Jim Henson, Maurice Sendak, Jon Stone and Lisa Henson

The Varied Adventures of Mischievous Miles was a concept for an "interactive movie" developed by Jim Henson, Lisa Henson, Maurice Sendak and Jon Stone in the early 1980s.

During the film, the audience would be asked to choose the direction of the story. According to an outline for the project written by Jim and Lisa, Miles was a small boy with a fear of fish who "doesn't mean to get into trouble, but when there is an opportunity to be mischievous, he almost always takes it." His life in the real world and on an island of monsters would include original songs, and at five different points, the story would diverge and the audience would be able to influence what happens next.[1] Based on the choices made by the audience, seventy-two different variations of the film would be possible.[2]

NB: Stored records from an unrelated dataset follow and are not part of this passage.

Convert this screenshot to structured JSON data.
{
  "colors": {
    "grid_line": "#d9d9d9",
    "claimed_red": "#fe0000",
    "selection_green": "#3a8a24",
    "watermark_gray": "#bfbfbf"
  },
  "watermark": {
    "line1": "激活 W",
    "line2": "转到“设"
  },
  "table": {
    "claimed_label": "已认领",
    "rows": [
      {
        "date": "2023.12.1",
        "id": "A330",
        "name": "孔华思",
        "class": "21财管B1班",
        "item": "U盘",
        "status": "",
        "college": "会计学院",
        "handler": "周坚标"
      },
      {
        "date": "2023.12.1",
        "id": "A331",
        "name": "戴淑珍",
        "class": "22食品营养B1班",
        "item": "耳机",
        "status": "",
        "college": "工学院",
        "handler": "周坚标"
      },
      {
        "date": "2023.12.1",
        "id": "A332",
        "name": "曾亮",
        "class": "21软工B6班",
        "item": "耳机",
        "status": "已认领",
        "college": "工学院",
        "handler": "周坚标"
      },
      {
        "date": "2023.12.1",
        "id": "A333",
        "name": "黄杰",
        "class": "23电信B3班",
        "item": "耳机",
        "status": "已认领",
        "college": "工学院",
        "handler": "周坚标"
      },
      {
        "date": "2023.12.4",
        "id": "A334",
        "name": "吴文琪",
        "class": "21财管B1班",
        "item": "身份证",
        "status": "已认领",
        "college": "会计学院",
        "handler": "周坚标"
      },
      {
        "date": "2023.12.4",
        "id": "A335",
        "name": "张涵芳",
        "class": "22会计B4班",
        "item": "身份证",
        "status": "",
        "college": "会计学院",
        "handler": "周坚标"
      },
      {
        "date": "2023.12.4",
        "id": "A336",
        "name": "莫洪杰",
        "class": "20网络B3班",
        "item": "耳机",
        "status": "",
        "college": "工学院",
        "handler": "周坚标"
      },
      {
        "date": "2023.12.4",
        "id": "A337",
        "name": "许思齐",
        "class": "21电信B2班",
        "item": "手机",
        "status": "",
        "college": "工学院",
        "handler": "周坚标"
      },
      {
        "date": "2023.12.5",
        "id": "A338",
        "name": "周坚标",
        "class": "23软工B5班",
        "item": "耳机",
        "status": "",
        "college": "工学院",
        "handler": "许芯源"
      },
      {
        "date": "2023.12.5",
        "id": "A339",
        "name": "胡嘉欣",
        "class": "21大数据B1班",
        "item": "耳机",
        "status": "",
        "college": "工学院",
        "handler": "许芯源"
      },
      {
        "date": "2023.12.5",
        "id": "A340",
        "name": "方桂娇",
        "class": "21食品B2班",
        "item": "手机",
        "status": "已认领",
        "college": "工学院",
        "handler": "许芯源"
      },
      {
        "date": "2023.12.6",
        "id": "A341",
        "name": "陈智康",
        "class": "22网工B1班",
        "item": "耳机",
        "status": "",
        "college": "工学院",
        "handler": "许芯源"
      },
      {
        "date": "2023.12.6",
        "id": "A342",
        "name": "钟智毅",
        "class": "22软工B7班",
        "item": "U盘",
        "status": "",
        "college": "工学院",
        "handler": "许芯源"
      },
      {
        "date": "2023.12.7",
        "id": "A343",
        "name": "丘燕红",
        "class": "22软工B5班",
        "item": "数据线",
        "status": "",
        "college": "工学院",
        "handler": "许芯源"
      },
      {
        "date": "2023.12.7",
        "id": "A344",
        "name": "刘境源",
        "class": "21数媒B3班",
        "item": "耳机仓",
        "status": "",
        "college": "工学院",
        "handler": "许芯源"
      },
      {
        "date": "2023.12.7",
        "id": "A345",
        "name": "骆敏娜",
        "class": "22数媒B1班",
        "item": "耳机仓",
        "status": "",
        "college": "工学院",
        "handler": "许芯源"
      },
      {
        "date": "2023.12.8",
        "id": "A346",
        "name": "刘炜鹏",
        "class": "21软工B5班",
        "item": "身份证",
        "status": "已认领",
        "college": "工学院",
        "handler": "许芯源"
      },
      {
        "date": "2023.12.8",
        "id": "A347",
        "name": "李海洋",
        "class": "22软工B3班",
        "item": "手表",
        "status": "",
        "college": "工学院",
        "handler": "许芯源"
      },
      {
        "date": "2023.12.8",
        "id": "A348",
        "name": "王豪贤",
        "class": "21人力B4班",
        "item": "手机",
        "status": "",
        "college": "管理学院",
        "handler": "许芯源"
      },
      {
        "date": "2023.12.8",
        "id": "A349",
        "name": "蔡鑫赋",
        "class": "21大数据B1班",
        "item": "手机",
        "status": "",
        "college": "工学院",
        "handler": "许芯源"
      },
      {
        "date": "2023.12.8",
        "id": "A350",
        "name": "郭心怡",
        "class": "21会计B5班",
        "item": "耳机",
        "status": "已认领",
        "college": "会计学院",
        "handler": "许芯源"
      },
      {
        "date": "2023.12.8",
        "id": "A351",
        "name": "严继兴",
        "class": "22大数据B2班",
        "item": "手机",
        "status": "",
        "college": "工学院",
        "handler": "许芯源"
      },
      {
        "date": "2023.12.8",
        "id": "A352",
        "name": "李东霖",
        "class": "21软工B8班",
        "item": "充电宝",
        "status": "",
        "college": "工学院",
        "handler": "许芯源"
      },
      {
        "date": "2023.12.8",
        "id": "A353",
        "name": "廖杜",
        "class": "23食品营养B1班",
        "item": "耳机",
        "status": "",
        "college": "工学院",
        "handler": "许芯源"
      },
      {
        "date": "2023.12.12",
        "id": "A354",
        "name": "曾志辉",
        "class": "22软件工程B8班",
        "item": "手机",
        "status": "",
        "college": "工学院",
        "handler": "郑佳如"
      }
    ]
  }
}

The mechanics of producing a variable story were cumbersome. A curated entry of the Jim Henson's Red Book blog described the logistics, stating: "in 1980, this would have required multiple projectors and an agile projectionist."[3] Years later, Lisa Henson described the logistics of showing a nonlinear story to Henson biographer Brian Jay Jones stating: "the concept was you make a movie on a laserdisc, and then a computer program would drive it to play different bits of the disc depending on what choice was made . . . but it wasn't possible to do it on a commercial filmmaking level."[2] It would take more than a decade before technology Would truly catch up with Henson's idea for an interactive movie; the ability for viewers to impact the direction of a story has since become standard in video games and digital entertainment. "Really, where it all ended up was in video games," Lisa Henson told Jones, "but we didn't know that at the time."[2]

In April 1980, Jim and Lisa Henson met with Sherry Langsing, president of 20th Century Fox, to pitch the idea.[1][2] Jon Stone was to write the script and development continued for the next two years, but the project was shelved by 1983 due to Sendak and Henson becoming increasingly busy with other projects.[1]

Henson did get a chance to experiment with interactive home videos, albeit with simpler narrative options and mechanics, in the late 1980s when he produced Muppet titles for the View-Master Interactive Vision console.


  1. 1.0 1.1 1.2 Jim Henson's Red Book: 4/19/1980 – ‘Meet with Jon Stone and Maurice Sendak – talk about idea. Go to Boston – see Brian.’
  2. 2.0 2.1 2.2 2.3 Jim Henson: The Biography by Brian Jay Jones (pages 313-314)
  3. Jim Henson's Red Book: 4/15/1980 – ‘Lisa and I visit Sherry Lansing and hatch idea – Sendak movie. Fly to Albuquerque – see folks.’